Bored and filled to the brim, I listened as the others began to discuss beancurd rolls. Beancurd rolls are egg-crust-like rolls often enjoyed in Suzhou; Mrs W, from a northern province, had naturally never tasted it. Again, communication became asymmetrical: Mrs W wanted to know what beancurd rolls were, but my grandmother, believing she was asking about the roll’s name, mistakenly called them “potatoes”, which my mother was about to correct when Mrs W decided that they were "potato rolls.” Immediately it dawned on me: in Mrs W’s world, my family is likewise a family full of stories. We come from a mysterious region that produced "potato rolls”; we are three females living in Athens while the males remained at home; naturally, we have an unusual family dynamic. When I want to express my inner thoughts to my mother, I exchange looks with her or touch her hand under the table—a relationship full of storytelling potential. How many mother-daughter relationships resemble our equal and intimate friendship?
Yes, our own stories inevitably seem dull to us, but they become colorful when brought up during someone else’s meal. Our lives are like the dishes of uncooked food prepared for a hotpot: to us, cooking entails a brief dip in boiled water, but to others, our meagre servings are placed in the large, elaborately-decorated dishes seen at Michelin restaurants, accompanied by a small inedible flower that conceals the answer to our life’s riddle.

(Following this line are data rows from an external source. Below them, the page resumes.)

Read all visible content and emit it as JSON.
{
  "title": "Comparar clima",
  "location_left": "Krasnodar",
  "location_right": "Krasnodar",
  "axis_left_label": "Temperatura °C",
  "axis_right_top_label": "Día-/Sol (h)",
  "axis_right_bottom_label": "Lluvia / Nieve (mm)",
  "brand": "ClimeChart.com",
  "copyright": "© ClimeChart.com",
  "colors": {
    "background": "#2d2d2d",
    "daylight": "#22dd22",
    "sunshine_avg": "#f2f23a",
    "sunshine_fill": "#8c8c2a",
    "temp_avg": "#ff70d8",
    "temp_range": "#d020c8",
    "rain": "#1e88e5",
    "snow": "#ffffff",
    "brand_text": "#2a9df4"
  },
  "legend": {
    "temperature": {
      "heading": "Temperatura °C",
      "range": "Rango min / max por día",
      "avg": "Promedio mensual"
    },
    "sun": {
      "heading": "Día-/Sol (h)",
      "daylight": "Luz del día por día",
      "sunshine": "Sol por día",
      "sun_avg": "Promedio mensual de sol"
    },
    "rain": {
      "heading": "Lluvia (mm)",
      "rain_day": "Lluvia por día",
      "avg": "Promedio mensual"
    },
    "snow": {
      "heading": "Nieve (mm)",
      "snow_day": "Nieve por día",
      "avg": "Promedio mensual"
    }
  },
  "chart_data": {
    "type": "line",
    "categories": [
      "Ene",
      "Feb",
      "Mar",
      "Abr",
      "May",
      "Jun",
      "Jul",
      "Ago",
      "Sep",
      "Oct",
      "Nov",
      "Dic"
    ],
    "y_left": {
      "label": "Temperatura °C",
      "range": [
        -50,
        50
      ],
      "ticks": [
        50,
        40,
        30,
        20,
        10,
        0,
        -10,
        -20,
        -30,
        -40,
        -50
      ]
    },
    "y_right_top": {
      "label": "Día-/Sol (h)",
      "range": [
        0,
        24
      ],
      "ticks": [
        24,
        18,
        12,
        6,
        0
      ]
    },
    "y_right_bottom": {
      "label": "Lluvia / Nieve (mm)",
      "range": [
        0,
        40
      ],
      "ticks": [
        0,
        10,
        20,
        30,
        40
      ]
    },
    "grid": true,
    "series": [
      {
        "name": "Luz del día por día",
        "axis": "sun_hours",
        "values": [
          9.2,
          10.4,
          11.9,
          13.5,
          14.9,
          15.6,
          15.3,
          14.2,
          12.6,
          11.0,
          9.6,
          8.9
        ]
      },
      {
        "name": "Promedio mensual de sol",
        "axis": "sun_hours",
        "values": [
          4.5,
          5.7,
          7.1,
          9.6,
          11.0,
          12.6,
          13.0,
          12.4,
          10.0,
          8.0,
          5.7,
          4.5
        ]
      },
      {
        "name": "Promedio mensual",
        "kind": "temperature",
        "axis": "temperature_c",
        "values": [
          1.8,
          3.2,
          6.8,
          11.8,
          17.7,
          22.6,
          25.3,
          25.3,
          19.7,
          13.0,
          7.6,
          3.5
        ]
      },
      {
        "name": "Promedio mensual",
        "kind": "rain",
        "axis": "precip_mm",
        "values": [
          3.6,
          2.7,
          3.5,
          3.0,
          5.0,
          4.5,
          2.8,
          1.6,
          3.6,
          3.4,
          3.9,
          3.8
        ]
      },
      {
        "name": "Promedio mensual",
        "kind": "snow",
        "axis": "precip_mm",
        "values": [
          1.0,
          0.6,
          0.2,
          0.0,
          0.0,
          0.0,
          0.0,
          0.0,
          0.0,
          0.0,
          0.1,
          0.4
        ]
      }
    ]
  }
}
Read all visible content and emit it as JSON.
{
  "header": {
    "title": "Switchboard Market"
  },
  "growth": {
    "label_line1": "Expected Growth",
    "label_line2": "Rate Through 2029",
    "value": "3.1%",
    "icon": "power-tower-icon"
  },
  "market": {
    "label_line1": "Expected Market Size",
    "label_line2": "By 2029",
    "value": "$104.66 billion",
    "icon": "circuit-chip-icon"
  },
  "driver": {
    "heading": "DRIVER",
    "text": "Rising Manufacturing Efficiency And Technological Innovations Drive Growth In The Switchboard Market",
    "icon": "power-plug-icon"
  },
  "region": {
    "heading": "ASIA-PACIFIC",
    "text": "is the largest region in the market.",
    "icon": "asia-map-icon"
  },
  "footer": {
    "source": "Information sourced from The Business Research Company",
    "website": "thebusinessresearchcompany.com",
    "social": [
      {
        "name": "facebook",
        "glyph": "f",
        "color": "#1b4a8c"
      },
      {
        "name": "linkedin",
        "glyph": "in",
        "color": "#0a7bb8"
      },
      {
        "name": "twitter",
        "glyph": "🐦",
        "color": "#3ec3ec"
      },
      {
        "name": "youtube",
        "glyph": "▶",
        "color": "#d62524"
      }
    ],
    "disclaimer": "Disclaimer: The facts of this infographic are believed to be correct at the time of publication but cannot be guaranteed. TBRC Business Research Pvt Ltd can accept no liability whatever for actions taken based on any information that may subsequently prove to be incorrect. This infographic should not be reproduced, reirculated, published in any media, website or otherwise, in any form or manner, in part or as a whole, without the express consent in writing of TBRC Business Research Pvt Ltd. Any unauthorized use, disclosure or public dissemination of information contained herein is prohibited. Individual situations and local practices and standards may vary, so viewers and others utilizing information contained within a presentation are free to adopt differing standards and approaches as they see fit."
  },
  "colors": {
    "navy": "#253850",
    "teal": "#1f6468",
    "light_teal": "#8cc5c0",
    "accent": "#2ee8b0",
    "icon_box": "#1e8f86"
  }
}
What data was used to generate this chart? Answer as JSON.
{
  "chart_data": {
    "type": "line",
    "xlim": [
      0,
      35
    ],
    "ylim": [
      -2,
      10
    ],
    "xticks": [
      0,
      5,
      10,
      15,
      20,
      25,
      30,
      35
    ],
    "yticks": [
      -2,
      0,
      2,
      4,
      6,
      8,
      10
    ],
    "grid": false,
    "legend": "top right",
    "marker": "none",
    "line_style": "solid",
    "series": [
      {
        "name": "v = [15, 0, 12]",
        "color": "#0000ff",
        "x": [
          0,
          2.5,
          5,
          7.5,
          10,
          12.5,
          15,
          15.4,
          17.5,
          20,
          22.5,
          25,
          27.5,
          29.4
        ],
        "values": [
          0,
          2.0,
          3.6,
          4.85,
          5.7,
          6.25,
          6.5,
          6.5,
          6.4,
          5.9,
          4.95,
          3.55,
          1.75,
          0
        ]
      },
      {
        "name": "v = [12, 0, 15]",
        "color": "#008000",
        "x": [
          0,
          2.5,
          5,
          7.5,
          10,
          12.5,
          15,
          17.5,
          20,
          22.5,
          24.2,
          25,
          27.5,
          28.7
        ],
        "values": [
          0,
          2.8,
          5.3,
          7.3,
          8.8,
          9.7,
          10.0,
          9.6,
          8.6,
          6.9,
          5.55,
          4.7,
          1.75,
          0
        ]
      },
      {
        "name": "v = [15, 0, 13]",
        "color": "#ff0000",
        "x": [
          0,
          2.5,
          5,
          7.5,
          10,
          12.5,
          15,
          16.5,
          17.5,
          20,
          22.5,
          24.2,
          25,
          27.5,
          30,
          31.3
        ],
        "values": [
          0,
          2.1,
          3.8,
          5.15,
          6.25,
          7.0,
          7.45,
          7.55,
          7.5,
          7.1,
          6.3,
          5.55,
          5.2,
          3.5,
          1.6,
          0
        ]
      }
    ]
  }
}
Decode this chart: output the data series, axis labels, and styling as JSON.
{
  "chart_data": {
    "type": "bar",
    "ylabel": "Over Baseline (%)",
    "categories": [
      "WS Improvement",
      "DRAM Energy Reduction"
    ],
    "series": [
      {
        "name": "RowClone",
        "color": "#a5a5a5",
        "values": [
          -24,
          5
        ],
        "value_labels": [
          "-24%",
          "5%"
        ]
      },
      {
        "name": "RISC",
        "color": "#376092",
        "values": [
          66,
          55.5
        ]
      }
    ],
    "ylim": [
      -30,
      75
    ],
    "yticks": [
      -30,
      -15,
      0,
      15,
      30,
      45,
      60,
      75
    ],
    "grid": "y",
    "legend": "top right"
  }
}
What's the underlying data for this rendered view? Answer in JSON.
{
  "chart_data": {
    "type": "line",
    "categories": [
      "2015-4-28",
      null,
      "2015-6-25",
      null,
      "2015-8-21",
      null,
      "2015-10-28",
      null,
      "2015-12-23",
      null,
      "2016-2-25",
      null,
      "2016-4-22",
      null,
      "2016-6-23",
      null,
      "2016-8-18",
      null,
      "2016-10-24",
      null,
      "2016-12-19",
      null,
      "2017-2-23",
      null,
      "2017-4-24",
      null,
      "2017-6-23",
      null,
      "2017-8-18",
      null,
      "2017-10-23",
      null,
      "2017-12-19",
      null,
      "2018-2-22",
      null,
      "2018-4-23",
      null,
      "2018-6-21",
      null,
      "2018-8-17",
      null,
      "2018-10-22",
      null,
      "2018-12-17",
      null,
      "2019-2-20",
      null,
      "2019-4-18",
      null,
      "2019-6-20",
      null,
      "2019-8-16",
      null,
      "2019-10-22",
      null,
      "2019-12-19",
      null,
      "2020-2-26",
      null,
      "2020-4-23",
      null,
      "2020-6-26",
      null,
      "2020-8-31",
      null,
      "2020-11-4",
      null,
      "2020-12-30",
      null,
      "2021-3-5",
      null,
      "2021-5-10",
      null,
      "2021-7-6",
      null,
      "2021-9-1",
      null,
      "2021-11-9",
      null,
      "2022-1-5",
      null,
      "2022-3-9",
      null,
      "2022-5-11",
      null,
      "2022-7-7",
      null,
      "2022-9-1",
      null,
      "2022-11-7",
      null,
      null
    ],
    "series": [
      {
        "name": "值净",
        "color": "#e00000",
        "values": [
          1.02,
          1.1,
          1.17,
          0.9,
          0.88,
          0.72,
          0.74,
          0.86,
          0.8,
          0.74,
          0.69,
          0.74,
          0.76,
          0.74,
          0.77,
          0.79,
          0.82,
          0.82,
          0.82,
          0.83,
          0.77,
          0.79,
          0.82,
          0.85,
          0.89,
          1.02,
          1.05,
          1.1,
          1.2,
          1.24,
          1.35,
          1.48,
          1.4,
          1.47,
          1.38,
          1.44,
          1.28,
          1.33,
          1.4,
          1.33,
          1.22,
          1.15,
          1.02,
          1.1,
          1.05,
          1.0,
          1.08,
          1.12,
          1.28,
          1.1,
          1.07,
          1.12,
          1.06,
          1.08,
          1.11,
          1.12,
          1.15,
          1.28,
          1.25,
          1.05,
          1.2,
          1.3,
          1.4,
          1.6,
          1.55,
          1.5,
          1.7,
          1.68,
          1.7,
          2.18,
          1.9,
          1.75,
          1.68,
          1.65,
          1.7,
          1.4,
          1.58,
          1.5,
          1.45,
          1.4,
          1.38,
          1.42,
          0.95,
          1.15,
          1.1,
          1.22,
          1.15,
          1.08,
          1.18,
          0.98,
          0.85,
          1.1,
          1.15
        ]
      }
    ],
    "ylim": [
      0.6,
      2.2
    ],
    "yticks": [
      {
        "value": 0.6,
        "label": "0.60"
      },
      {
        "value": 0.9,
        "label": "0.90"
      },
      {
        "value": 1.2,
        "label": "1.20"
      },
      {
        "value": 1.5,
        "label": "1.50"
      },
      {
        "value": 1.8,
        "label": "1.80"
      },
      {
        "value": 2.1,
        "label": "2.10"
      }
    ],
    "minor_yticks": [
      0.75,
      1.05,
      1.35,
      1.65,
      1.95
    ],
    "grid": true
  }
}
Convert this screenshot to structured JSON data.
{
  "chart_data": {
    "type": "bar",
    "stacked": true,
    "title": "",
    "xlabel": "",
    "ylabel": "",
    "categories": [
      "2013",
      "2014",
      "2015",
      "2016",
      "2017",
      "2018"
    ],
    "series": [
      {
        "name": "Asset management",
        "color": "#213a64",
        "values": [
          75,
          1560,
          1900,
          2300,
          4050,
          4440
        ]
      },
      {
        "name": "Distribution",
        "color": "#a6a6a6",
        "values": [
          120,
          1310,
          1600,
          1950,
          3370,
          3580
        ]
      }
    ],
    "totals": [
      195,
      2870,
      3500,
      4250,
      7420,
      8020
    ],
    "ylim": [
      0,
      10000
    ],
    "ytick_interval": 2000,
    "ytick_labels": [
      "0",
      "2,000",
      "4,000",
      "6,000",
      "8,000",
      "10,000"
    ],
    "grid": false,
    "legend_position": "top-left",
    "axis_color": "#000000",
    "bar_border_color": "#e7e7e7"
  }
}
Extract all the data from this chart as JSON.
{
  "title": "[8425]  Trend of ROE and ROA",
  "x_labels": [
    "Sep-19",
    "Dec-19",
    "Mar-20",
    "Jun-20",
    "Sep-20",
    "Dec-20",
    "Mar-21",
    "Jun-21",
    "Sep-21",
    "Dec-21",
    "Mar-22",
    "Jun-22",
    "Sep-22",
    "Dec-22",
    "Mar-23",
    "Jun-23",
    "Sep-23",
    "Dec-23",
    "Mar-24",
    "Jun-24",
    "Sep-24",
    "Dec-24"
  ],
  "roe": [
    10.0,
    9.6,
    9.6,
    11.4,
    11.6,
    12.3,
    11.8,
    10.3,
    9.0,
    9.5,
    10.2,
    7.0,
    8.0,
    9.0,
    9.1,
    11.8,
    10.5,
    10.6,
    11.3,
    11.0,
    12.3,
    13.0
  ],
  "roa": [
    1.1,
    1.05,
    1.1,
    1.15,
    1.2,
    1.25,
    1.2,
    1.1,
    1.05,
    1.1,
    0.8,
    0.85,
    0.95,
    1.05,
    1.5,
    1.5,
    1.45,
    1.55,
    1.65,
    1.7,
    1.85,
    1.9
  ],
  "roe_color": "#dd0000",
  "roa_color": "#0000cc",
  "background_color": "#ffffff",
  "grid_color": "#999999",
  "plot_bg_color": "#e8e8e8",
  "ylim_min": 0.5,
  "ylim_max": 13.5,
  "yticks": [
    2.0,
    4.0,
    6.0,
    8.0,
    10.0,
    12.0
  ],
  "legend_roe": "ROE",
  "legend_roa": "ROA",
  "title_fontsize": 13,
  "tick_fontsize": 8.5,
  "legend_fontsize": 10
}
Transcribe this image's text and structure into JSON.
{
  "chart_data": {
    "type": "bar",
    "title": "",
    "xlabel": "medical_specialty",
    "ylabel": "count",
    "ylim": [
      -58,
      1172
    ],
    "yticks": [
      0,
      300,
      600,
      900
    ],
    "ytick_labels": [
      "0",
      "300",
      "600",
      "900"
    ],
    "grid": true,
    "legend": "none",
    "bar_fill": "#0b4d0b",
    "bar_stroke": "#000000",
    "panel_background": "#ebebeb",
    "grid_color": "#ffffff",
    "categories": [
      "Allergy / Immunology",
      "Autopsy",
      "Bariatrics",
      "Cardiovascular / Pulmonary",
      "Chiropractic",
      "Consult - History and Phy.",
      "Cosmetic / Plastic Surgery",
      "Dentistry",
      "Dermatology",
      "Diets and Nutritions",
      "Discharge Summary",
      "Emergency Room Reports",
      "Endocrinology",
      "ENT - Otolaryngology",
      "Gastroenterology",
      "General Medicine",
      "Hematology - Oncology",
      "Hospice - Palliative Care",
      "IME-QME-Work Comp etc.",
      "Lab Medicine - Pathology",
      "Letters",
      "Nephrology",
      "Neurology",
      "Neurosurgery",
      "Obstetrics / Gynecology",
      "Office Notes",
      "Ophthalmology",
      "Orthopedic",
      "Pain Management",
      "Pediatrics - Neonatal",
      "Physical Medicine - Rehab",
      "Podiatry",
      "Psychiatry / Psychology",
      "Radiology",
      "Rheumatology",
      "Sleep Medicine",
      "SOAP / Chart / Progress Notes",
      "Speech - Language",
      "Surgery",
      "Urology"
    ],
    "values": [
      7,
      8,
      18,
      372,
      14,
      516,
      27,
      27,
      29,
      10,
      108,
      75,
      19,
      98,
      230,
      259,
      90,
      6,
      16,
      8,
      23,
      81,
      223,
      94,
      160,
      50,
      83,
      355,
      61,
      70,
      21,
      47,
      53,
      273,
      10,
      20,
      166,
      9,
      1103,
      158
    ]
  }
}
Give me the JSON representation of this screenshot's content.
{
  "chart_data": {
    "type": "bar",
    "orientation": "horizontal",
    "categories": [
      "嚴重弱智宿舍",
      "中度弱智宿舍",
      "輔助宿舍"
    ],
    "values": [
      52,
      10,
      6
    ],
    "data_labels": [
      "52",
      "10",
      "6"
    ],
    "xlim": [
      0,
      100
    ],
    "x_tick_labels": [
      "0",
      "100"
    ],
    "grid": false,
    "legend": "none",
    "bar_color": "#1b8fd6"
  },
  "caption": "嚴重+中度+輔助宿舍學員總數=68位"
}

After dinner, I went upstairs and found that a friend in China could no longer wait for midnight—instead of sending New Year’s well-wishes at the stroke of Athenian midnight, he sent it at the Chinese stroke. When he said that he did not know how important New Year’s Eve was to me, I felt inexplicably touched. In a conversation earlier that day, we had reached the agreement that although on New Year’s Eve, elements of superficial ceremony outweighed its actual value, our commitment to friendship meant that we nevertheless chose to exchange well-wishes on this day.
Those who celebrate New Year’s Eve are unaware of its true significance and aware that it serves mostly as an occasion for the exchange of polite nonsense. Nevertheless, the desire to wish each other well is genuine. But as my friend said, well-wishes and blessings will not be the more special on account of this day; how we have always blessed each other is how we will continue to bless each other today. So let me include my well-wishes to all who have read thus far:
Excel at what you do, take choices into your own hands, and live the life you want, a life that has its vast possibilities expanded in front of you.
Dear readers, I am not wishing you well only on this day, but merely saying aloud what I have secretly wished for you every single day of the year.